Моя музыкальная пауза затянулась почти на семь лет. В это время я почти не прикасался к инструменту. Эта пауза была мучительной и долгой операцией по удалению коросты, наросшей на нежной, живой плоти музыки. Коросты из изначально ложно-классических интерпретаций (современники гениальных творцов ВСЕГДА отстают в понимании их идей), косных концепций, привычек, вызванных инерцией и предубеждений… Не верьте ни одной «традиции», пока не проверите все сами, как ребенок бесконечно трогает предметы, чтобы убедиться в их реальности и назначении.
На традиционную церемонию представления профессорам московской консерватории лучших восьмиклассников ЦМШ 1970 года Льва Наумова даже не пригласили. Присутствовали: Зак, Флиер, Оборин, Николаева, Мильштейн, Малинин, Доренский.
Пойти к Флиеру или Заку – значило получить в ближайшее же время золотую медаль на престижном международном конкурсе и попасть в исполнительскую элиту.
Оборин считался представителем старинной русской школы, пойти к нему означало стать исполнителем лирики Чайковского, Шопена, Рахманинова, Скрябина в лучших традициях благородной салонной культуры XIX века.
Николаева представляла «консервативную» школу педанта Гольденвейзера. Она была «всеядной» пианисткой, признанным знатоком музыкальной литературы и прекрасным полифонистом. Ей было чем поделиться и чему научить учеников. У нее был огромный авторитет в музыкальном мире.
Наумов долгое время не был признанным авторитетом в консерватории. Многие не принимали его свободные музыкальные «полеты».
После прослушивания и Флиер, и Оборин, и Николаева захотели взять меня в свои классы. Моей матушке, однако, хотелось, чтобы мое дальнейшее музыкальное развитие непременно проходило «под знаком Генриха Нейгауза». Она позвонила своей бывшей однокурснице Ирине, жене Левы Наумова, и договорилась с ней о частном прослушивании у них дома.

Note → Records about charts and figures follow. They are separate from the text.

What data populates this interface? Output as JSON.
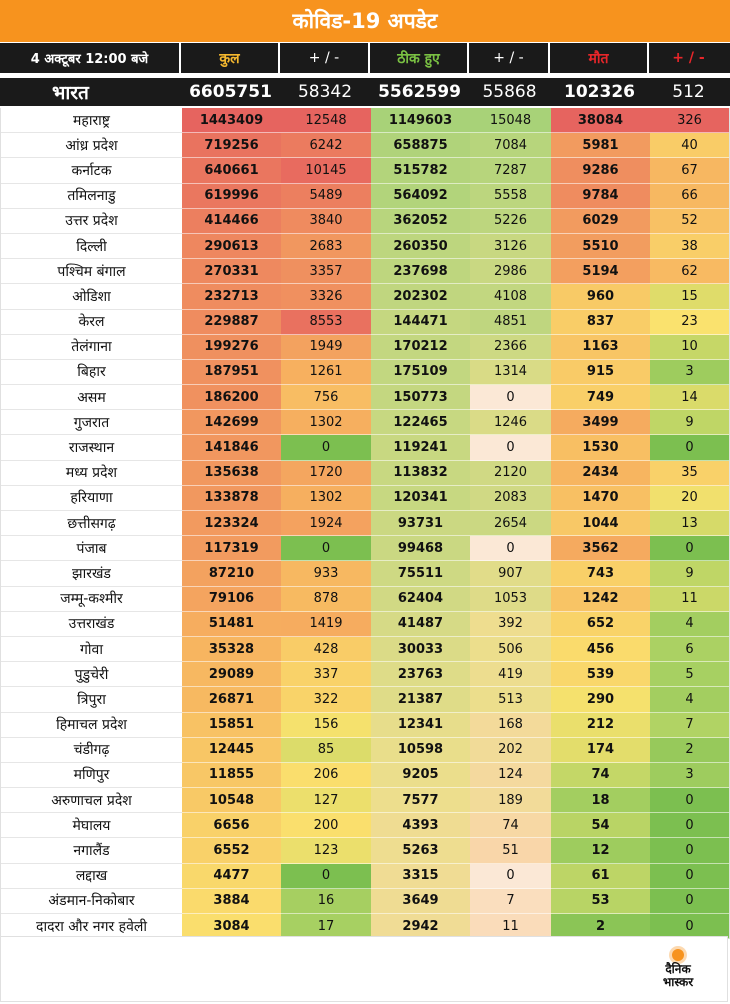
{
  "title": "कोविड-19 अपडेट",
  "header": {
    "date": "4 अक्टूबर  12:00 बजे",
    "total": "कुल",
    "plusminus": "+ / -",
    "recovered": "ठीक हुए",
    "deaths": "मौत"
  },
  "india": {
    "name": "भारत",
    "total": "6605751",
    "total_change": "58342",
    "recovered": "5562599",
    "recovered_change": "55868",
    "deaths": "102326",
    "deaths_change": "512"
  },
  "rows": [
    {
      "state": "महाराष्ट्र",
      "total": "1443409",
      "total_change": "12548",
      "recovered": "1149603",
      "recovered_change": "15048",
      "deaths": "38084",
      "deaths_change": "326"
    },
    {
      "state": "आंध्र प्रदेश",
      "total": "719256",
      "total_change": "6242",
      "recovered": "658875",
      "recovered_change": "7084",
      "deaths": "5981",
      "deaths_change": "40"
    },
    {
      "state": "कर्नाटक",
      "total": "640661",
      "total_change": "10145",
      "recovered": "515782",
      "recovered_change": "7287",
      "deaths": "9286",
      "deaths_change": "67"
    },
    {
      "state": "तमिलनाडु",
      "total": "619996",
      "total_change": "5489",
      "recovered": "564092",
      "recovered_change": "5558",
      "deaths": "9784",
      "deaths_change": "66"
    },
    {
      "state": "उत्तर प्रदेश",
      "total": "414466",
      "total_change": "3840",
      "recovered": "362052",
      "recovered_change": "5226",
      "deaths": "6029",
      "deaths_change": "52"
    },
    {
      "state": "दिल्ली",
      "total": "290613",
      "total_change": "2683",
      "recovered": "260350",
      "recovered_change": "3126",
      "deaths": "5510",
      "deaths_change": "38"
    },
    {
      "state": "पश्चिम बंगाल",
      "total": "270331",
      "total_change": "3357",
      "recovered": "237698",
      "recovered_change": "2986",
      "deaths": "5194",
      "deaths_change": "62"
    },
    {
      "state": "ओडिशा",
      "total": "232713",
      "total_change": "3326",
      "recovered": "202302",
      "recovered_change": "4108",
      "deaths": "960",
      "deaths_change": "15"
    },
    {
      "state": "केरल",
      "total": "229887",
      "total_change": "8553",
      "recovered": "144471",
      "recovered_change": "4851",
      "deaths": "837",
      "deaths_change": "23"
    },
    {
      "state": "तेलंगाना",
      "total": "199276",
      "total_change": "1949",
      "recovered": "170212",
      "recovered_change": "2366",
      "deaths": "1163",
      "deaths_change": "10"
    },
    {
      "state": "बिहार",
      "total": "187951",
      "total_change": "1261",
      "recovered": "175109",
      "recovered_change": "1314",
      "deaths": "915",
      "deaths_change": "3"
    },
    {
      "state": "असम",
      "total": "186200",
      "total_change": "756",
      "recovered": "150773",
      "recovered_change": "0",
      "deaths": "749",
      "deaths_change": "14"
    },
    {
      "state": "गुजरात",
      "total": "142699",
      "total_change": "1302",
      "recovered": "122465",
      "recovered_change": "1246",
      "deaths": "3499",
      "deaths_change": "9"
    },
    {
      "state": "राजस्थान",
      "total": "141846",
      "total_change": "0",
      "recovered": "119241",
      "recovered_change": "0",
      "deaths": "1530",
      "deaths_change": "0"
    },
    {
      "state": "मध्य प्रदेश",
      "total": "135638",
      "total_change": "1720",
      "recovered": "113832",
      "recovered_change": "2120",
      "deaths": "2434",
      "deaths_change": "35"
    },
    {
      "state": "हरियाणा",
      "total": "133878",
      "total_change": "1302",
      "recovered": "120341",
      "recovered_change": "2083",
      "deaths": "1470",
      "deaths_change": "20"
    },
    {
      "state": "छत्तीसगढ़",
      "total": "123324",
      "total_change": "1924",
      "recovered": "93731",
      "recovered_change": "2654",
      "deaths": "1044",
      "deaths_change": "13"
    },
    {
      "state": "पंजाब",
      "total": "117319",
      "total_change": "0",
      "recovered": "99468",
      "recovered_change": "0",
      "deaths": "3562",
      "deaths_change": "0"
    },
    {
      "state": "झारखंड",
      "total": "87210",
      "total_change": "933",
      "recovered": "75511",
      "recovered_change": "907",
      "deaths": "743",
      "deaths_change": "9"
    },
    {
      "state": "जम्मू-कश्मीर",
      "total": "79106",
      "total_change": "878",
      "recovered": "62404",
      "recovered_change": "1053",
      "deaths": "1242",
      "deaths_change": "11"
    },
    {
      "state": "उत्तराखंड",
      "total": "51481",
      "total_change": "1419",
      "recovered": "41487",
      "recovered_change": "392",
      "deaths": "652",
      "deaths_change": "4"
    },
    {
      "state": "गोवा",
      "total": "35328",
      "total_change": "428",
      "recovered": "30033",
      "recovered_change": "506",
      "deaths": "456",
      "deaths_change": "6"
    },
    {
      "state": "पुडुचेरी",
      "total": "29089",
      "total_change": "337",
      "recovered": "23763",
      "recovered_change": "419",
      "deaths": "539",
      "deaths_change": "5"
    },
    {
      "state": "त्रिपुरा",
      "total": "26871",
      "total_change": "322",
      "recovered": "21387",
      "recovered_change": "513",
      "deaths": "290",
      "deaths_change": "4"
    },
    {
      "state": "हिमाचल प्रदेश",
      "total": "15851",
      "total_change": "156",
      "recovered": "12341",
      "recovered_change": "168",
      "deaths": "212",
      "deaths_change": "7"
    },
    {
      "state": "चंडीगढ़",
      "total": "12445",
      "total_change": "85",
      "recovered": "10598",
      "recovered_change": "202",
      "deaths": "174",
      "deaths_change": "2"
    },
    {
      "state": "मणिपुर",
      "total": "11855",
      "total_change": "206",
      "recovered": "9205",
      "recovered_change": "124",
      "deaths": "74",
      "deaths_change": "3"
    },
    {
      "state": "अरुणाचल प्रदेश",
      "total": "10548",
      "total_change": "127",
      "recovered": "7577",
      "recovered_change": "189",
      "deaths": "18",
      "deaths_change": "0"
    },
    {
      "state": "मेघालय",
      "total": "6656",
      "total_change": "200",
      "recovered": "4393",
      "recovered_change": "74",
      "deaths": "54",
      "deaths_change": "0"
    },
    {
      "state": "नगालैंड",
      "total": "6552",
      "total_change": "123",
      "recovered": "5263",
      "recovered_change": "51",
      "deaths": "12",
      "deaths_change": "0"
    },
    {
      "state": "लद्दाख",
      "total": "4477",
      "total_change": "0",
      "recovered": "3315",
      "recovered_change": "0",
      "deaths": "61",
      "deaths_change": "0"
    },
    {
      "state": "अंडमान-निकोबार",
      "total": "3884",
      "total_change": "16",
      "recovered": "3649",
      "recovered_change": "7",
      "deaths": "53",
      "deaths_change": "0"
    },
    {
      "state": "दादरा और नगर हवेली",
      "total": "3084",
      "total_change": "17",
      "recovered": "2942",
      "recovered_change": "11",
      "deaths": "2",
      "deaths_change": "0"
    }
  ],
  "logo": {
    "line1": "दैनिक",
    "line2": "भास्कर"
  }
}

Мы с мамой отправились в коммуналку на Студенческой, в которой семья Наумовых занимала две небольшие комнаты. Позвонили. Открыла полненькая Ирина Ивановна. Предложила пройти «к Леве». Лева сидел на диване и смотрел телевизор. Детское кино про Гаврика и Петю по книжке Катаева…
Наумов носил дома бумазейные черные шаровары и рубашку в крупную клетку… На носу – тяжелые прямоугольные очки. В комнате все было завалено книгами и нотами. Через эти завалы вели только две тропинки, одна – к дивану, другая – к роялю.

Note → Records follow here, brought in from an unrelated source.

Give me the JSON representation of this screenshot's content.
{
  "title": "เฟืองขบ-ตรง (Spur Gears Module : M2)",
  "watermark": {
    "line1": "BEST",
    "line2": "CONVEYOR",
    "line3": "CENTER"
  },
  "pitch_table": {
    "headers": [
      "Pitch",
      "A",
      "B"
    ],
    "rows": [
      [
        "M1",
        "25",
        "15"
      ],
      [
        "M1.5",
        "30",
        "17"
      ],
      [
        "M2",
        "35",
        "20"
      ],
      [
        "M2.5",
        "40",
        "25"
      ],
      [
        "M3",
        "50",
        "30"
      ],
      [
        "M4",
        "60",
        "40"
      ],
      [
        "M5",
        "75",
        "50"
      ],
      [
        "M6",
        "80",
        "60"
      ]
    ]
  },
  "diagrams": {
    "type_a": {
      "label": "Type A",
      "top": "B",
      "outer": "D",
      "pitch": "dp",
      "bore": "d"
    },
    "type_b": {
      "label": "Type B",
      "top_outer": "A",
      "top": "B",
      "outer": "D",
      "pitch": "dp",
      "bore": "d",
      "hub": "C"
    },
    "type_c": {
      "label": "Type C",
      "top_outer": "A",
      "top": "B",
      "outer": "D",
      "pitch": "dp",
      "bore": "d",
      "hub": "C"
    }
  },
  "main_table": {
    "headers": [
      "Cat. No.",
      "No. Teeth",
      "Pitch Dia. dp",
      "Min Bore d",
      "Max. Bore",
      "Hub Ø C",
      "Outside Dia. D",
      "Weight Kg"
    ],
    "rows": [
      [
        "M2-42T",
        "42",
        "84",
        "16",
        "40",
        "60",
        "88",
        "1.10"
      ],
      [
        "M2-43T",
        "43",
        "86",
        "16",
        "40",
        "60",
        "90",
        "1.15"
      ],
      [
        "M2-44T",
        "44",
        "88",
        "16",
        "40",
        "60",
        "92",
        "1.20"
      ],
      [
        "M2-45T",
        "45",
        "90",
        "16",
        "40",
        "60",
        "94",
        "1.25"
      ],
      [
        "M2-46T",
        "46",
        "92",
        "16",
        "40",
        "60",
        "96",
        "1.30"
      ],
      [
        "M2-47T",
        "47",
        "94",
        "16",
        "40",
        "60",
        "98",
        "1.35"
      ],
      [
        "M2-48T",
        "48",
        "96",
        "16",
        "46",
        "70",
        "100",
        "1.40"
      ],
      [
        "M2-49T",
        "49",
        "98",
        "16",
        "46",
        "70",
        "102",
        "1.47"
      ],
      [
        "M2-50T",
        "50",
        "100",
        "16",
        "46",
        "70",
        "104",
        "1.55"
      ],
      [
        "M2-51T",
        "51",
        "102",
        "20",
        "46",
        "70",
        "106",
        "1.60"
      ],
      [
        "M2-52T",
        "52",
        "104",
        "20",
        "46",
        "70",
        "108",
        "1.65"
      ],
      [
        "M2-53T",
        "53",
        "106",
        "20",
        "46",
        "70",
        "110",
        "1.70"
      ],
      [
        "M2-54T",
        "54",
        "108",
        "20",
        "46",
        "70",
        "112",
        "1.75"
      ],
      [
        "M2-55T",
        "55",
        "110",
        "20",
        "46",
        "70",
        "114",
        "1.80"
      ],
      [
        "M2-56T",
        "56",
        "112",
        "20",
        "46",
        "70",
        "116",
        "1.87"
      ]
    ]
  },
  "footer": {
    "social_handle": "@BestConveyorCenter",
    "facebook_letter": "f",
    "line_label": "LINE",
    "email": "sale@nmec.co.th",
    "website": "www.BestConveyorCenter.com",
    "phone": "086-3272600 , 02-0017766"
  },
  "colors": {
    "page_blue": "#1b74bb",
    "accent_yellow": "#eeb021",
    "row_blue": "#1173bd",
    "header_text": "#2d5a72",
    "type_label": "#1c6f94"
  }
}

Выглядел Наумов, как профессор из советских комедий сталинского времени. Эдакий чудак, музыкальный Паганель… Смотрел отрешенно, как аутист… Казалось, он не воспринимает окружающую действительность…
Позже я понял, что Лева вовсе не был «профессором не от мира сего». Он был очень даже от сего мира, обладал острым умом, был наблюдателен, точен, остроумен… Имел гигантский темперамент, с которым его хрупкое тело попросту не справлялось. Так что приходилось принимать успокоительные. Вел себя иногда довольно странно. Например часто ловил такси, не поднимая руки. Просто стоял как столб у кромки тротуара. Я знал, что мысленно он все делает правильно, но сигналы его перегруженного мозга не всегда доходили до его рук или ног…

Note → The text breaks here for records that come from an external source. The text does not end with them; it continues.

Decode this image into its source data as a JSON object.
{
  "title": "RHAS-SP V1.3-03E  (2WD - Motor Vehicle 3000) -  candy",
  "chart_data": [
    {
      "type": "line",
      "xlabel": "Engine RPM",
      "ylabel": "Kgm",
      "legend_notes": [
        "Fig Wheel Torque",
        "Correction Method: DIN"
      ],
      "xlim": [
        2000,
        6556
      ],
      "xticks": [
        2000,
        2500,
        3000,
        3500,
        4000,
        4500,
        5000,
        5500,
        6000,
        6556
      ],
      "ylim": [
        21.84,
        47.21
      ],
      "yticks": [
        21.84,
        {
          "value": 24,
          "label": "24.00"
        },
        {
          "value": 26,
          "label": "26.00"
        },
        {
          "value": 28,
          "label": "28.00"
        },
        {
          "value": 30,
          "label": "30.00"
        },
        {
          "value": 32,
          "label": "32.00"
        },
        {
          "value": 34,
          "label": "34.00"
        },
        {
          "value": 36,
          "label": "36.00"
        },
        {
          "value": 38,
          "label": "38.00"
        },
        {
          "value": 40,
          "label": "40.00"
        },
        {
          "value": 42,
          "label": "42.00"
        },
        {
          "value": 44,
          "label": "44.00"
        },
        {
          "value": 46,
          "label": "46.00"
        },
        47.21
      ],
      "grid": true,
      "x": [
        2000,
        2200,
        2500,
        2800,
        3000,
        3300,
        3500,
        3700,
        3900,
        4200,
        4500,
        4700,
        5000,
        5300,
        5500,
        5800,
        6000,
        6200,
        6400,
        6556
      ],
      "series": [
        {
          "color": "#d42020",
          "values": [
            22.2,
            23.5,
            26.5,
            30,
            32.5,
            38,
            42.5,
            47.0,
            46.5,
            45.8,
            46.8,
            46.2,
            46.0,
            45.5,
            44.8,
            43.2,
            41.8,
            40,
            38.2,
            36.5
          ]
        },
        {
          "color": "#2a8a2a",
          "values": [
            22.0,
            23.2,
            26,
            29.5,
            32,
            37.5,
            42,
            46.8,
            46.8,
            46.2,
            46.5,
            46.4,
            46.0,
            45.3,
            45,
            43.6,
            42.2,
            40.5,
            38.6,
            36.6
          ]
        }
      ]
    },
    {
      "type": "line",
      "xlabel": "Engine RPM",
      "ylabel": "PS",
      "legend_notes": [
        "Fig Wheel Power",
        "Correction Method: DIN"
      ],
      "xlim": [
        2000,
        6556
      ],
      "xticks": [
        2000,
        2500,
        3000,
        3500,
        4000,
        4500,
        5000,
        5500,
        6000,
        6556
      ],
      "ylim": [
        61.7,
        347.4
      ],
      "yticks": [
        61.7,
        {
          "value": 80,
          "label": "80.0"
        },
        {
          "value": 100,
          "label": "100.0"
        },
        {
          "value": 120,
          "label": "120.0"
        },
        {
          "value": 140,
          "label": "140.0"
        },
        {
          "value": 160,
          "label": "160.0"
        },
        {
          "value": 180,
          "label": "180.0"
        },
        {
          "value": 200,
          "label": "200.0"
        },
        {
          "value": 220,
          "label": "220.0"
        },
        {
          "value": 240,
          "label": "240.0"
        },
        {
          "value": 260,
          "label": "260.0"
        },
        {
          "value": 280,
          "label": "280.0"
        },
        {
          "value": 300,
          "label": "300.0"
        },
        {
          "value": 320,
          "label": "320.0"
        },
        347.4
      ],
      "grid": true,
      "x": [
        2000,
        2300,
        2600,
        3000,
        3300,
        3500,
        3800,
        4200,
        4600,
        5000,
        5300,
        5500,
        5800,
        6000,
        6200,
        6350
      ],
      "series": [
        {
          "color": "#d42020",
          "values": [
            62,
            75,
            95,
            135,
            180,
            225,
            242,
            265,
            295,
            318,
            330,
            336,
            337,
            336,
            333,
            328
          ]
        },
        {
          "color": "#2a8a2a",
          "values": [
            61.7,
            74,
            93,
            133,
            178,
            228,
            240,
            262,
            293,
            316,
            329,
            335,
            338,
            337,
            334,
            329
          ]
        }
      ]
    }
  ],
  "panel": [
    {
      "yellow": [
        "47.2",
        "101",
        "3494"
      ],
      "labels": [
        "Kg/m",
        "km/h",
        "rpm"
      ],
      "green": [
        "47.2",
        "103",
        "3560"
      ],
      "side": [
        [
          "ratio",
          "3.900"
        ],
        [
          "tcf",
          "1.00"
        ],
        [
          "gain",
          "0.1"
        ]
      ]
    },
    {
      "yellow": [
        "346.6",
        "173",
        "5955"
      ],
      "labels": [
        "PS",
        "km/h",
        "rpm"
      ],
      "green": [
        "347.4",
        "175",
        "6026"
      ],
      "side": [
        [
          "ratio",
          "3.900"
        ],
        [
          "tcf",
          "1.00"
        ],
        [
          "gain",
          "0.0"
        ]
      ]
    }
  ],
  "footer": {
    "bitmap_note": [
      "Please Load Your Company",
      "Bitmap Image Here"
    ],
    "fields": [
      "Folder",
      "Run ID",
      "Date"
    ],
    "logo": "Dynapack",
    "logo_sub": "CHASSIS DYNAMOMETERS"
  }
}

К этой нашей встрече я подготовил довольно большую программу. Первым номером в ней стояла знаменитая Большая соната Гайдна ми бемоль мажор. После нее я намеревался сыграть несколько технически сложных произведений, которыми надеялся Наумова сразить наповал.
Я был тогда хорошо натасканным школяром, готовым, как мне казалось, к любым музыкальным ристалищам и профессиональному концертированию. Поэтому я никак не ожидал того, что последовало дальше. Сонату я начал бойко, сразу взял быка за рога. Но Наумов разойтись мне не дал. Тут же оборвал. После первых четырех аккордов. И потом – обрывал на каждой фразе! Не дал мне окончить ни одного периода! Мне тут же расхотелось у него учиться… Мы так и не продвинулись далее экспозиции.
Я тогда еще не знал, что музыка – это не гладкие фразы, не законченные периоды, не отточенная техника и не бриллиантовый звук «под Гилельса», а что-то гораздо более глубокое и прекрасное. То, что я умел, Наумова не впечатлило. Не нужен ему был звук под Гилельса, не вдохновляли его тысячи раз слышанные гладкие фразы и законченные периоды. Хорошая техника была для него чем-то само собой разумеющимся… Блестящее поверхностное музицирование, которое приводило в восторг многих педагогов и знаменитых профессоров, было для Наумова – шелухой, не более!